Fino a quest’ora le risposte stanno tutte insieme. Supponiamo che le domande prevedano la risoluzione del piano in nostro potere, che è nullo e meno di infinito in rapporto al puro e semplice, fors’anche stomachevole, scialo di risorse manifeste.

Appunti dal buon senso senza senso (88) – Angelo Rendo

Torniamo sempre. Solo alcuni – dalla mente plagiaria – che aguzzano l’ingegno per meglio tornire l’inganno, non tornano. Aver l’impressione di scrivere per altra voce, e per altra in effetti star scrivendo, dopo la correzione; e scrivere della scalfittura della diseguaglianza. Come quell’uomo che ricorre alla fuga nei cunicoli, perde i suoi liquami e ne fa verità, mangiando lei e tutti i suoi parenti.

Appunti dal buon senso senza senso (87) – Angelo Rendo

I bigodini gli servivano dopo, prima doveva pensare ad allestire l’interno, fare in modo che al pensiero storto seguisse il pensiero retto e che la logica non distraesse troppo dal fumo, che concorreva a sterilizzare l’orgoglio.
La sua testa era ai piedi; bisognava risalisse.

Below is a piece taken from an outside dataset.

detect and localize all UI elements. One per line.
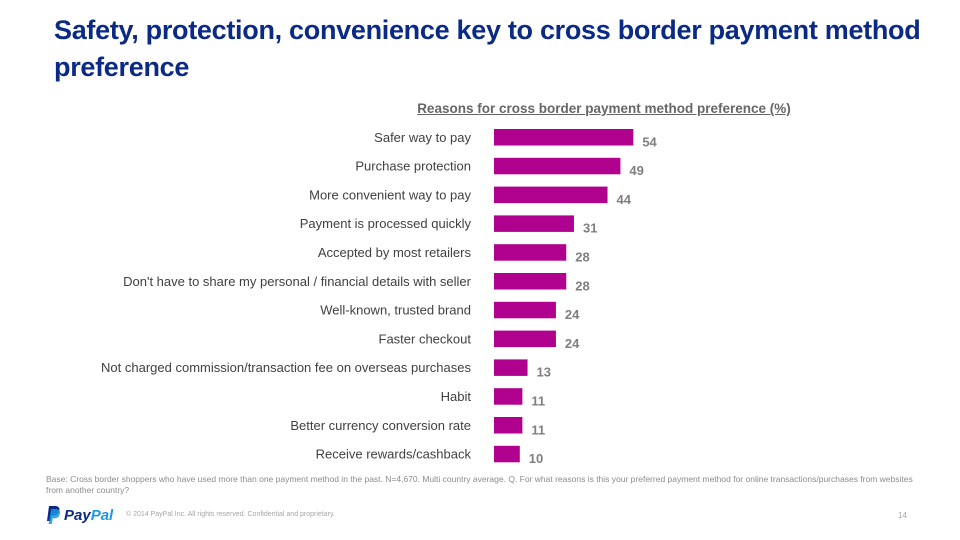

Lunga la strada, ripido il monte; la cima, intesa o no, non sarebbe stata persa se fosse stata presente la determinazione, lo strabordio del ferro maschile. Campione, piccola protesi dell’umano, montato. E ridicolo ora che ha messo pure i bigodini, guardatelo, e noi che credevamo non si spingesse a tanto! Ma alla cima si risponde con condiscendenza, si può ben dire che l’amor proprio non ha mai disdegnato la burocrazia: la petulanza di chi non si accorge che l’omiletica bisognerebbe svolgerla da morti.